General updates
|
Tuesday 15th January
- Failing dteam jobs - request for sites to check config with vomsSnooper
- EGI-Inspire have funds for mini-projects for new work in operations, communication, coordination... if you have ideas please share them.
- The January GDB agenda is available.
- There is a pre-GDB on Operations. See the agenda. The focus is Operations (e.g. SL6 and security).
- ATLAS and LHCb have a 30th April 2013 target date for their sites to have CVMFS.
Monday 7th January
- There is a GDB next week. The draft agenda is starting to form here .
- The pre-GDB will have an Operations Coordination Team focus: link agenda
Tuesday 18th December
- There is now an updated/final T2 availability/reliability report for November from WLCG.
- For those wanting a better insight into EGI operations priorities take a look at today's OMB agenda.
Monday 17th December
- Add yourself to the Janet UK community on the EVO system via this link if you have not already done so.
- There was a GDB last Wednesday. Matt's notes are in the wiki. The GDB meeting summary can also be referenced.
- There was an ATLAS T1/2/3 jamboree last Monday and Tuesday.
- A reminder that sites need to update their voms.gridpp.ac.uk voms setup for the NES/NGS VOs.
|
Tier-1 - Status Page
|
Tuesday 15th January
- Operationally a quiet week. We have seen some intermittent failures of Atlas SRM SUM tests (failure to delete the file). The cause of (at least) some of these is now understood, and we are tracking this issue.
- We are seeing some Top-BDII instability and are preparing a new version for roll-out (EMI2 on SL6).
- Other items:
- Ongoing investigating into asymmetric data rates seen to remote sites.
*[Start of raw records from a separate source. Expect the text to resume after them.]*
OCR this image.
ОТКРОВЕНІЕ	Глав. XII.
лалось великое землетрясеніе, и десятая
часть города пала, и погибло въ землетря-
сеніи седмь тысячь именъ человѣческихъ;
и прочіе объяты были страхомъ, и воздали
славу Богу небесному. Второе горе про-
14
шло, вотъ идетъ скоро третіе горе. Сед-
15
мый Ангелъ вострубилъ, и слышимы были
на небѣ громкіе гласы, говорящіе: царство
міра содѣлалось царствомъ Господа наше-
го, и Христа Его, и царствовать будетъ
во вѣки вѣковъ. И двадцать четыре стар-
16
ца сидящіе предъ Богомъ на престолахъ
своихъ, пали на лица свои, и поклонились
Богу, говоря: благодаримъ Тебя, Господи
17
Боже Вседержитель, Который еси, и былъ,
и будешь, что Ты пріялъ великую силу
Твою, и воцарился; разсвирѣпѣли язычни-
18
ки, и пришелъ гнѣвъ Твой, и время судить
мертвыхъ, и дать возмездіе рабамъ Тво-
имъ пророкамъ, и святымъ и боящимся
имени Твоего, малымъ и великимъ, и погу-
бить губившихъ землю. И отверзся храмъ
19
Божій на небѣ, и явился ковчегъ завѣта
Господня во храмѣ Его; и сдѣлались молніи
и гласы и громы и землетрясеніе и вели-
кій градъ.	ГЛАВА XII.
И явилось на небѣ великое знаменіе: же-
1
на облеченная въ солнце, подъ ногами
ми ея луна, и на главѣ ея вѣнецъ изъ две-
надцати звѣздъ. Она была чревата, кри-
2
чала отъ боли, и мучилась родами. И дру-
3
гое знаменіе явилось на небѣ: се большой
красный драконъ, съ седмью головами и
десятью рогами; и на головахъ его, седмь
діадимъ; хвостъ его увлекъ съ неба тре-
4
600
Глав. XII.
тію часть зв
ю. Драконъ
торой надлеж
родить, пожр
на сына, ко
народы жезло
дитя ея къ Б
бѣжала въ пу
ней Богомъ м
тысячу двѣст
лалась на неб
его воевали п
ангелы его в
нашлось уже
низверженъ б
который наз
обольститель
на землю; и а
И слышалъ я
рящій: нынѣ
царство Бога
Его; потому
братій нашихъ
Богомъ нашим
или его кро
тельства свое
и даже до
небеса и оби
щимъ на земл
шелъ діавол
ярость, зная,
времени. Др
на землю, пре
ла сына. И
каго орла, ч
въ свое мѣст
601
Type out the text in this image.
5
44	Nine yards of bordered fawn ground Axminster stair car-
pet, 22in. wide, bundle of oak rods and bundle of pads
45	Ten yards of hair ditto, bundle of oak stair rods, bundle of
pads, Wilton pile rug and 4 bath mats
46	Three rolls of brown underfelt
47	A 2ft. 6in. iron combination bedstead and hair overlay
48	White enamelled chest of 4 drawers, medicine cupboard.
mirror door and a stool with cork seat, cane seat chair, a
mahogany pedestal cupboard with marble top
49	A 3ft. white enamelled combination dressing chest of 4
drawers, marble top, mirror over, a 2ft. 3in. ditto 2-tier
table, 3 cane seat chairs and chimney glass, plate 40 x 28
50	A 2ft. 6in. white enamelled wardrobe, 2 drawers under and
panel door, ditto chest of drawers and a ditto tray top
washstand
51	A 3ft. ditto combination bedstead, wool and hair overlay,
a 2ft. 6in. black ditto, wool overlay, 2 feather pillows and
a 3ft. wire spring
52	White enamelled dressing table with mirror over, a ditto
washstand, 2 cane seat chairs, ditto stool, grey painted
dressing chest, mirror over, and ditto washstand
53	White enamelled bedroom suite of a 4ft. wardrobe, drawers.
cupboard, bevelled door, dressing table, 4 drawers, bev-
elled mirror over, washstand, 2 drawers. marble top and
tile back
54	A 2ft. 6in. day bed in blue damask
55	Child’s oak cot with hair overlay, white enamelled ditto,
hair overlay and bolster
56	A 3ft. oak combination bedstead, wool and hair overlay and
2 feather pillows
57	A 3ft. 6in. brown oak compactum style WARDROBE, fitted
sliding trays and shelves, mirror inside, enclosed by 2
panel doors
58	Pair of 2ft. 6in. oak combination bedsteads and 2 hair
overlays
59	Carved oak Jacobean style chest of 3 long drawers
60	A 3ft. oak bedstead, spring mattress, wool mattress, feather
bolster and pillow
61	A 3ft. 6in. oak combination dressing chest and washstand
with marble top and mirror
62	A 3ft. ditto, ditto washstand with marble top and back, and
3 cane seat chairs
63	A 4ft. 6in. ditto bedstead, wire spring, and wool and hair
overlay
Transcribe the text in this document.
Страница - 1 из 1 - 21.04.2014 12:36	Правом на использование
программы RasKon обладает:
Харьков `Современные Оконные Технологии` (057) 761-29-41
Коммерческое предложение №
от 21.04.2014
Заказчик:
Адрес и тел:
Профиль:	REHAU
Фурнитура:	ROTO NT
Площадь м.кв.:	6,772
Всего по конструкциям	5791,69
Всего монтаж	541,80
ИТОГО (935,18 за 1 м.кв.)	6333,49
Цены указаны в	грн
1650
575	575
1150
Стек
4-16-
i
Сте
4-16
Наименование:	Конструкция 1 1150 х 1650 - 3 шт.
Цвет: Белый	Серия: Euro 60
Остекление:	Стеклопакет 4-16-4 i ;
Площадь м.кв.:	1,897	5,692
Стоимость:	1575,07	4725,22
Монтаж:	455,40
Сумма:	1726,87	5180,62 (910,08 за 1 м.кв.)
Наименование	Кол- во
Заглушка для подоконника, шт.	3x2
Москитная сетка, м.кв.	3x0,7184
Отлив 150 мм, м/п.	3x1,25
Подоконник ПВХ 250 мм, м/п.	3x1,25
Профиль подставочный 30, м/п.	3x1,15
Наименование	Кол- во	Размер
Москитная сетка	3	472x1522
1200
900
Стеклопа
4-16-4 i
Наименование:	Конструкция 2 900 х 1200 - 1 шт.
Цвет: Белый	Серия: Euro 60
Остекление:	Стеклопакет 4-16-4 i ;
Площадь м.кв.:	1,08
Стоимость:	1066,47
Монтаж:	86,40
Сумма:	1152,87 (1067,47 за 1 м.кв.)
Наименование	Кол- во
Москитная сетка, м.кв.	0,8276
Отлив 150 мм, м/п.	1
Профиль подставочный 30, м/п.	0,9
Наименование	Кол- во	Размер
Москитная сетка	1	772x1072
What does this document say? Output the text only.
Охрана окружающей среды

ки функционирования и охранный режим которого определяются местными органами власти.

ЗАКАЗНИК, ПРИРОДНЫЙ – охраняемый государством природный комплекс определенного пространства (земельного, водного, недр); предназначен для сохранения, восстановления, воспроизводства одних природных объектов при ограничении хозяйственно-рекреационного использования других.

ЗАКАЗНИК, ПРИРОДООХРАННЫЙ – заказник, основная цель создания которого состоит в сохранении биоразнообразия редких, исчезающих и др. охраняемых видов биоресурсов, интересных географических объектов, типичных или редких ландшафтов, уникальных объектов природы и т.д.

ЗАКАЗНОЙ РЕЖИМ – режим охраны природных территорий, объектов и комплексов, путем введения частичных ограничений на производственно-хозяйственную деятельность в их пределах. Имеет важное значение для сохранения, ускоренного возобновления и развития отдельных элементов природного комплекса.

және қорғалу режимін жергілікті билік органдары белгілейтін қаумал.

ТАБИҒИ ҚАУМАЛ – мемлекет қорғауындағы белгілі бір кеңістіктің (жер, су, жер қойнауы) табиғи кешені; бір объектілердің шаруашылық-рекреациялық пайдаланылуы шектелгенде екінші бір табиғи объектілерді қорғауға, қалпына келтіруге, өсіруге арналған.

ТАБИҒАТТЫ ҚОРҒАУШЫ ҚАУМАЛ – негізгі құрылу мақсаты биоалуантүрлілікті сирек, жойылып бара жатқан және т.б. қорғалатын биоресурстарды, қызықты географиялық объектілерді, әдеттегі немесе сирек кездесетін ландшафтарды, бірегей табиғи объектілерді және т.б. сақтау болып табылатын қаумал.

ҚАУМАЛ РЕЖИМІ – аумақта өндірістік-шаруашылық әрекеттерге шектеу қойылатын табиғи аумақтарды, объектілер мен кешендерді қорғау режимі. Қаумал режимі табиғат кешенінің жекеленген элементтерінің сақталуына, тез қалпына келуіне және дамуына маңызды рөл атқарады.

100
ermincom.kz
- Test instance of FTS version 3 now available and being tested by Atlas & CMS.
|
Storage & Data Management - Agendas/Minutes
|
Wednesday 5 Dec
- DPM EMI upgrades:
- Future DPM support now better understood (DMLite)
- Brunel still to try dCache migration
- ATLAS Jamboree next week, ATLAS want to change all their filenames... (by 2014)
- How we are doing Big Data(tm)
|
Accounting - UK Grid Metrics HEPSPEC06 Atlas Dashboard HS06
|
Tuesday 30th October
- Storage availability in SL pages has been affected by a number of sites being asked by ATLAS to retire the ATLASGROUPDISK space token while the SUM tests were still testing it as critical. The availability will be corrected manually once the month ends. Sites affected in different degrees are RHUL, CAM, BHAM, SHEF and MAN.
Friday 28th September
- Tier-2 pledges to WLCG will be made shortly. The situation is fine unless there are significant equipment retirements coming up.
- See Steve Lloyd's GridPP29 talk for the latest on the GridPP accounting.
Wednesday 6th September
- Sites should check the atlas page reporting HS06 coefficient because according to the latest statement from Steve that is what it's going to be used Atlas Dashboard coefficients are averages over time.
I am going to suggest using the ATLAS production and analysis numbers given in hs06 directly rather
than use cpu secs and try and convert them ourselves as we have been doing. There doesn't seem to be
any robust way of doing it any more and so we may as well use ATLAS numbers which are the ones they are
checking against pledges etc anyway. If the conversion factors are wrong then we should get them fixed in our
BDIIs. No doubt there will be a lively debate at GridPP29!
|
Interoperation - EGI ops agendas
|
Tuesday 18th December
- Update coming from today's meeting....!
Monday 3rd December
Monday 5th November
- There was an EGI ops meeting today.
- UMD 2.3.0 in preparation. Release due 19 November, freeze date 12 November.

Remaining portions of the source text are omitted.